Say you discovered that the anger you felt in crow pose because the teacher gave a bunch of options to make it accessible and none of the them worked for you was actually because you felt like you didn’t belong in the class because you couldn’t do crow pose and most of the people in the class could. Now ask yourself why did not being able to do crow pose make you feel like you didn’t belong? Is that a correct statement? The people around you may have much more experience than you do, have earned crow over the years and you are brand new. I bet many of those people could not do crow pose when they started. So why does that make you feel like you don’t belong in the class? Write down whatever comes up with that statement. The answers will sometimes surprise you. Sometimes we need to ask ourselves many times why we reacted that way before the answer comes up. It will eventually come up. I find that if my mind is too busy to listen, if I focus on my breath or do a seated meditation and practice stillness the answer will rise. 


Once the answer rises, whatever it may be, then is the opportunity to work through whatever it is. So, let’s go back to our example: The teacher gave a bunch of options for crow pose, I could not do any of them and then I felt angry. I felt angry because I felt like I didn’t belong. When I feel like I don’t belong it reminds me of when I was a child and I used to get made fun of for being different and now I get angry when I feel like I don’t fit in to something. At least for me, a lot of my responses are something that occurred when I was a child. But again, this is just an example. Don’t be surprised if your answer causes a physical emotional response. Sometimes our secrets create tears when they are finally uncovered. It is all apart of the process. Don’t be fearful of it. Light is on the other side. 
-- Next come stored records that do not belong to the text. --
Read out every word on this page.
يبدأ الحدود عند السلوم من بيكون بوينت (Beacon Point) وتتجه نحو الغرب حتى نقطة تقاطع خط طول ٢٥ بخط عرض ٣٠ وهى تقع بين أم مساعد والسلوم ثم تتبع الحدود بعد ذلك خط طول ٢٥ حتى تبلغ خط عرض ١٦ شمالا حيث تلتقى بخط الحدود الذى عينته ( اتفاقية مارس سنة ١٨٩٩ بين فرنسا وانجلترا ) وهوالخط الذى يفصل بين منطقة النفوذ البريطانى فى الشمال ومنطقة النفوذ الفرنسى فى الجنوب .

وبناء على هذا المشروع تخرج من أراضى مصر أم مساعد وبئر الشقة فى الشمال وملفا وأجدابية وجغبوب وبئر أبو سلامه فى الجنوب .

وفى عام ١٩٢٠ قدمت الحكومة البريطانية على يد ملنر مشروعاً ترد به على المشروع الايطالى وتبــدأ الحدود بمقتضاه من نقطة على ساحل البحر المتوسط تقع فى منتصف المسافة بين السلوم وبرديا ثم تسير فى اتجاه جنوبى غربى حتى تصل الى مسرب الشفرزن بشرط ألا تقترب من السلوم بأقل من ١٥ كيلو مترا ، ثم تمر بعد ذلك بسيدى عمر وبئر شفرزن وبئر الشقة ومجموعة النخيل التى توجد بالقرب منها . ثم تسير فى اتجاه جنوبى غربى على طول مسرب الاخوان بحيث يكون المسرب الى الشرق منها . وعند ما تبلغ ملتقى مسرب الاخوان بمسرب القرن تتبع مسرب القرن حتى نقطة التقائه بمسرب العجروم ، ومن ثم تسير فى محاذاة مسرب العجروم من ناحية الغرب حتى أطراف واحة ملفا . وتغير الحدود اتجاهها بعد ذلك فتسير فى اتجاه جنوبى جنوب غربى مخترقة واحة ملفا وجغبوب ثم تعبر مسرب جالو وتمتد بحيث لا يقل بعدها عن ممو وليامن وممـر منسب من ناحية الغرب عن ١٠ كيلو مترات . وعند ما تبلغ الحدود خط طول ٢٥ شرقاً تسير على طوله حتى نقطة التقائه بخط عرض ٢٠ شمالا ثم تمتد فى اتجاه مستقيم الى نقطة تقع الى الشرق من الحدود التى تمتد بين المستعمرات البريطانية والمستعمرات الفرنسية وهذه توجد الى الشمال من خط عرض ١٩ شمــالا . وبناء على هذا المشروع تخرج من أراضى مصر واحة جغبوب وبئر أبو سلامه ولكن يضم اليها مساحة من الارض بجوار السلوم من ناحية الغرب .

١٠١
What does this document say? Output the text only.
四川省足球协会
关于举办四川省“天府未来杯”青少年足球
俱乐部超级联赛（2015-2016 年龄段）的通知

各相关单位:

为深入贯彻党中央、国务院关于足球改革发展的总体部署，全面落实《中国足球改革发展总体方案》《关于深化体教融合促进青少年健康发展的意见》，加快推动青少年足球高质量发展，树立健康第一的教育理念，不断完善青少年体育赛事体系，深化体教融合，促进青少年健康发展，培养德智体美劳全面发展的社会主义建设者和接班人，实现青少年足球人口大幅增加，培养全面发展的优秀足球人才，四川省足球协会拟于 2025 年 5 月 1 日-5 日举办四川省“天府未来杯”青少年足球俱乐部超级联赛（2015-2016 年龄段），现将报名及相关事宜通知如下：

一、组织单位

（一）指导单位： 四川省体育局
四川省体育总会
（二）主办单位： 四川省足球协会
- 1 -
Once the answer comes up, or what I like to think of as the root of the emotional response, now we can change that. Then we create a script for ourselves. 


“No one is making fun of me, this emotional response is not relevant for this situation.” Sometimes we need to remind ourselves this many times until the response no longer occurs in the situation we have noticed it. It takes time, it is a practice. After you have gotten much practice about the emotional response in your yoga practice you can start to play around with your emotional responses to other areas of your life. Why did I get annoyed when my coworker asked me to repeat my lunch order? Why am I frustrated when I do the dishes? Why do I avoid letting my dog out even though I love my dog? The more me analyze the more we can understand, the more we understand the more we can grow within ourselves. 


Getting our emotional landscape in our awareness will help you stay calm when an emotion begins to arise. The habit of reacting immediately to whatever emotion comes up is just that, a habit, and habits can be changed with practice. Yoga is the perfect medium to do that. Yoga exposes the stress responses that our body has become accustomed to over a lifetime. Take the opportunity to stay calm in those moments over a consistent practice and that calmness will leak into our daily lives off the mat.